Cette affaire est l’occasion pour Emeric Sorel, avocat associé, et Julie Maréchal, avocat collaborateur au sein du cabinet Actance, de revenir sur les règles en vigueur et la possibilité pour les entreprises (privées) d’interdire le port de signes religieux.

Le principe de liberté religieuse et ses possibles restrictions

Si, dans les entreprises chargées d’une mission de service public, s’appliquent automatiquement les principes de neutralité et de laïcité, le principe général dans les entreprises privées est celui de la liberté de manifester ses convictions.

Le Code du travail permet toutefois d’apporter à cette liberté des restrictions, dès lors qu’elles sont justifiées par la nature de la tâche à accomplir et proportionnées au but recherché (article L. 1121-1 du Code du travail).

En outre, depuis 2016, il est possible d’instaurer un principe de neutralité en entreprise, par la voie du règlement intérieur (article L. 1321-2-1 du Code du travail).

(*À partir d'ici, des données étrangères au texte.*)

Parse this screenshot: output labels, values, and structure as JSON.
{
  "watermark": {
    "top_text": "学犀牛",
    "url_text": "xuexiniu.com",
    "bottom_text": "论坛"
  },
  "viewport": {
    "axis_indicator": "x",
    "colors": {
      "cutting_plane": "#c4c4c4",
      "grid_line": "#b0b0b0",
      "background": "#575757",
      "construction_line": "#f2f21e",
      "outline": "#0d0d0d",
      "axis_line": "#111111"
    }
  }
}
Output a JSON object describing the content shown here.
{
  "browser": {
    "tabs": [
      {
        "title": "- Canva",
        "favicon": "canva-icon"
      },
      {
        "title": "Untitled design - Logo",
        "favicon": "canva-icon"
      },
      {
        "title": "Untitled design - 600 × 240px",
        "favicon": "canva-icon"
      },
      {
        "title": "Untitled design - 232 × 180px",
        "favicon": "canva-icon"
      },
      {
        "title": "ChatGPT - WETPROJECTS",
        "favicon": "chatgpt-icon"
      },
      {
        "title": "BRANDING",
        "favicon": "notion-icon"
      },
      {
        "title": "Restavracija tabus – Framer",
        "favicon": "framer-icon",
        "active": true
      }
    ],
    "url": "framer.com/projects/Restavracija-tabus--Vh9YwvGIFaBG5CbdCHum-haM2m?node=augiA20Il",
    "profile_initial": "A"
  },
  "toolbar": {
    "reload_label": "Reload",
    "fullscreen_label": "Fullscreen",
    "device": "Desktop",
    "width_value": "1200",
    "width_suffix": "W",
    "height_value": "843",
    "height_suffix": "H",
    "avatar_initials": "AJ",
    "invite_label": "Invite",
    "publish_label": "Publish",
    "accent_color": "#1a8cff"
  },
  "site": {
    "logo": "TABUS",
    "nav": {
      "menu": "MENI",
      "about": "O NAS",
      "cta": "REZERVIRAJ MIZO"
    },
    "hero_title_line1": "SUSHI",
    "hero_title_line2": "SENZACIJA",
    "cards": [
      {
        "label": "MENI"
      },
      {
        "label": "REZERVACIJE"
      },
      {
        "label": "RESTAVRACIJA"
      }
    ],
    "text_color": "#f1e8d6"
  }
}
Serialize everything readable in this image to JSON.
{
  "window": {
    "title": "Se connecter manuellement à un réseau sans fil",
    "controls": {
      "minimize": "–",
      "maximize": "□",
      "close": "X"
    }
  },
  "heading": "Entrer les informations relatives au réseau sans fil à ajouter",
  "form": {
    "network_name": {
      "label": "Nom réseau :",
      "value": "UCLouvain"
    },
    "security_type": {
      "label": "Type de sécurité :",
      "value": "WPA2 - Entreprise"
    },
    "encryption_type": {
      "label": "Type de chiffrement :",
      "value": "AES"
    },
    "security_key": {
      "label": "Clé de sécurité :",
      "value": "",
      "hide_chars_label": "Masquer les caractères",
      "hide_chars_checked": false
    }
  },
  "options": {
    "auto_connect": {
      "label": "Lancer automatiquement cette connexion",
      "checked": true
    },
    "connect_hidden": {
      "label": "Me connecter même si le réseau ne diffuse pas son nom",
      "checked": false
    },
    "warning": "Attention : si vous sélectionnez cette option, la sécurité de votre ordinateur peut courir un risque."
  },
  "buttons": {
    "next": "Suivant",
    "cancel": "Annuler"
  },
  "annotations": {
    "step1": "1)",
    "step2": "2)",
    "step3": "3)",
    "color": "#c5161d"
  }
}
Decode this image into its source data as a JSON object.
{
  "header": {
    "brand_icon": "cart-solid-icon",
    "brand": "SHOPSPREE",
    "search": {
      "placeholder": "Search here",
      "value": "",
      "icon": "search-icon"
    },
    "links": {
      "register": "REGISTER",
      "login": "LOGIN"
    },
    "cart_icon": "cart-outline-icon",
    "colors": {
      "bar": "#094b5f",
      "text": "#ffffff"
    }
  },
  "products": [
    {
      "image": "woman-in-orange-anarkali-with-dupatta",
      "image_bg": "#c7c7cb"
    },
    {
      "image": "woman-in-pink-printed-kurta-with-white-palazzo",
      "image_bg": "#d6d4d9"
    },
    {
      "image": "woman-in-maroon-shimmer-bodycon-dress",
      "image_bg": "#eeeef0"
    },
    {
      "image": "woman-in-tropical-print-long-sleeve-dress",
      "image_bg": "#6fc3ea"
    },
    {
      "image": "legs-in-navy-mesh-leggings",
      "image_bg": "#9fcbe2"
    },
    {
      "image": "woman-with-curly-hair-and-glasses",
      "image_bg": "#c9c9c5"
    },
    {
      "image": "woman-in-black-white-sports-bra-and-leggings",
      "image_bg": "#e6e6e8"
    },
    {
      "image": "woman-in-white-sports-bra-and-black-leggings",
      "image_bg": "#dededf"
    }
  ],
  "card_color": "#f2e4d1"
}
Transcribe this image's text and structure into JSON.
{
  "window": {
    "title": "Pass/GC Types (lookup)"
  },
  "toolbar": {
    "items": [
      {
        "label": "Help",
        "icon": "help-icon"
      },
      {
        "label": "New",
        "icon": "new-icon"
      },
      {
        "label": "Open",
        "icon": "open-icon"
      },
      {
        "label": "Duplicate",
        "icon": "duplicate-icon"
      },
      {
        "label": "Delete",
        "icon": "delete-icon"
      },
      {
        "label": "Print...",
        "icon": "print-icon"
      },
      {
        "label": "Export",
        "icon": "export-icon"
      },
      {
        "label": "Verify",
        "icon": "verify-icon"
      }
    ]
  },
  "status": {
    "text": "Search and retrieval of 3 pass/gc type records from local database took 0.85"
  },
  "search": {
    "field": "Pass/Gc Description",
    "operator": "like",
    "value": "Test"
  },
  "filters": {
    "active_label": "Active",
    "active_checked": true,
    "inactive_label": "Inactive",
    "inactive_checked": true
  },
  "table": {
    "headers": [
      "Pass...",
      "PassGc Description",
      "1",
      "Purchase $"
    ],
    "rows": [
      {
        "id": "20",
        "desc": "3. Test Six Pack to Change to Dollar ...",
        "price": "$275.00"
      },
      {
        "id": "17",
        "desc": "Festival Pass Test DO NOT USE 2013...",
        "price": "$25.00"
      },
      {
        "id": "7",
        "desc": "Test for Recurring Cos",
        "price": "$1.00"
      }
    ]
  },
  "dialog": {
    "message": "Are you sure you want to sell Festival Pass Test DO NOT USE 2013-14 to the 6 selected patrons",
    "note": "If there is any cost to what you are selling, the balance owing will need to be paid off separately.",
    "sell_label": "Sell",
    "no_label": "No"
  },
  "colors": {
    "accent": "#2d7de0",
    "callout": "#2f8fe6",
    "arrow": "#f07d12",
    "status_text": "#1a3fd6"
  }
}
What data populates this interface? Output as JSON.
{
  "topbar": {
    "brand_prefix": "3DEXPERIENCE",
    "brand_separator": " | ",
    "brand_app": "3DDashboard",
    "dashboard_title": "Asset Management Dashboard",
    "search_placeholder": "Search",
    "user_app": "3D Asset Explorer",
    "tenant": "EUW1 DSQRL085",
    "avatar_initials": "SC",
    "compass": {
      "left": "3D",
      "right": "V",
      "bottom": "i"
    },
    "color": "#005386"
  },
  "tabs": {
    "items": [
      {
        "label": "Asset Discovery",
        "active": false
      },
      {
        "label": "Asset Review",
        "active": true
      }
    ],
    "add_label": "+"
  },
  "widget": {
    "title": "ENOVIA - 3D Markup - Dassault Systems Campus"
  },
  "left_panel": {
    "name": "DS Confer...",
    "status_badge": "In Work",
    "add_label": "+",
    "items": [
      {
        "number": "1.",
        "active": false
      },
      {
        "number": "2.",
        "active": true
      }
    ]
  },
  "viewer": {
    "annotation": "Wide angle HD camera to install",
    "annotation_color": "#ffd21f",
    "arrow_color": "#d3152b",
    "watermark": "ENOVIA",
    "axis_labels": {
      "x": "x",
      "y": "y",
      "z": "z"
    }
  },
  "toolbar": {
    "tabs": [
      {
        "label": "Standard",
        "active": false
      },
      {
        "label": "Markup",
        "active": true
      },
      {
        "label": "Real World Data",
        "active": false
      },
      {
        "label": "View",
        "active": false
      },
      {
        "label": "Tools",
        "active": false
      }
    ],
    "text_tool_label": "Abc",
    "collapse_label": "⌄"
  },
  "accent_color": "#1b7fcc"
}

Cet article a été créé en réponse à « la saga Baby Loup » et à la position finalement prise par la Cour de cassation, réunie en Assemblée plénière, le 25 juin 2014, qui a validé le licenciement disciplinaire d’une salariée d’une crèche privée, fondé sur son refus de retirer son voile, sur la base du règlement intérieur de la structure qui imposait un principe de neutralité religieuse limité aux activités d’éveil et d’accompagnement des enfants à l’intérieur et à l’extérieur des locaux professionnels (Cass. Ass. Plén., 25 juin 2014, n°13-28.369).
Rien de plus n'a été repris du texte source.